The evolution of Consore is an ongoing journey. We are exploring enhancements such as incorporating more advanced machine learning models (from CNN to LLM such as BERT and GPT), expanding our data sources to include genomic and radiotherapy dosimetry data, and improving our algorithms for even better performance and accuracy. We also plan to extend our collaborations internationally, aiming to make Consore a versatile tool for global cancer research communities.
Recent advancements in NLP have significantly enhanced the ability to extract and analyse complex information from EHRs, a critical component of healthcare research and delivery. As outlined in various studies, the application of advanced neural networks and deep learning approaches, such as those discussed by Assale et al., has considerably outperformed traditional methods, enabling more accurate interpretation of unstructured medical text [
25]. The development of large language models like GatorTron demonstrates the potential of NLP to improve clinical tasks and data analysis significantly, as evidenced by improvements in various NLP tasks [
26]. Moreover, the systematic review of clinical text data in machine learning highlights the capability of NLP to unlock valuable clinical narratives for extensive analysis [
27], while other studies emphasise the suitability of various deep learning algorithms for EHR applications [
28]. A recent study illustrated the potential of advanced NLP in clinical pharmacology. This highlights the technology’s capability to enhance data extraction and analysis, underscoring the transformative impact NLP could have on clinical trial methodologies and drug development efficiency [
29]. Together, these advancements underscore the growing importance and effectiveness of NLP in enhancing the accessibility and utility of healthcare data, thereby supporting more informed and efficient research and clinical decision making.

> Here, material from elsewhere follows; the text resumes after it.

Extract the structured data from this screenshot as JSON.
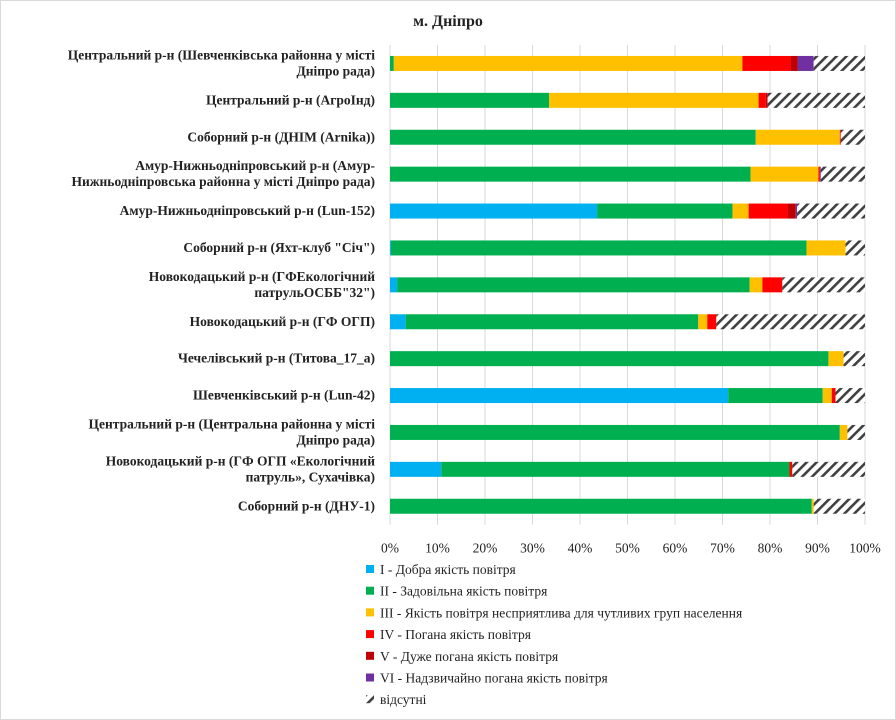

The previously highlighted limitations suggest several potential areas for future enhancement. Special emphasis will be placed on improving the comprehensiveness and quality of the results, as well as bridging the data model into the OMOP-CDM format (Observational Medical Outcomes Partnership—Common Data Model) to facilitate international engagement. The pivotal aspect, thus far, revolves around the update on data quality. Despite our awareness of the inherent constraints of Real-World Data (RWD), we have established a dedicated working group to systematically assess this quality and enhance the overall robustness of the results.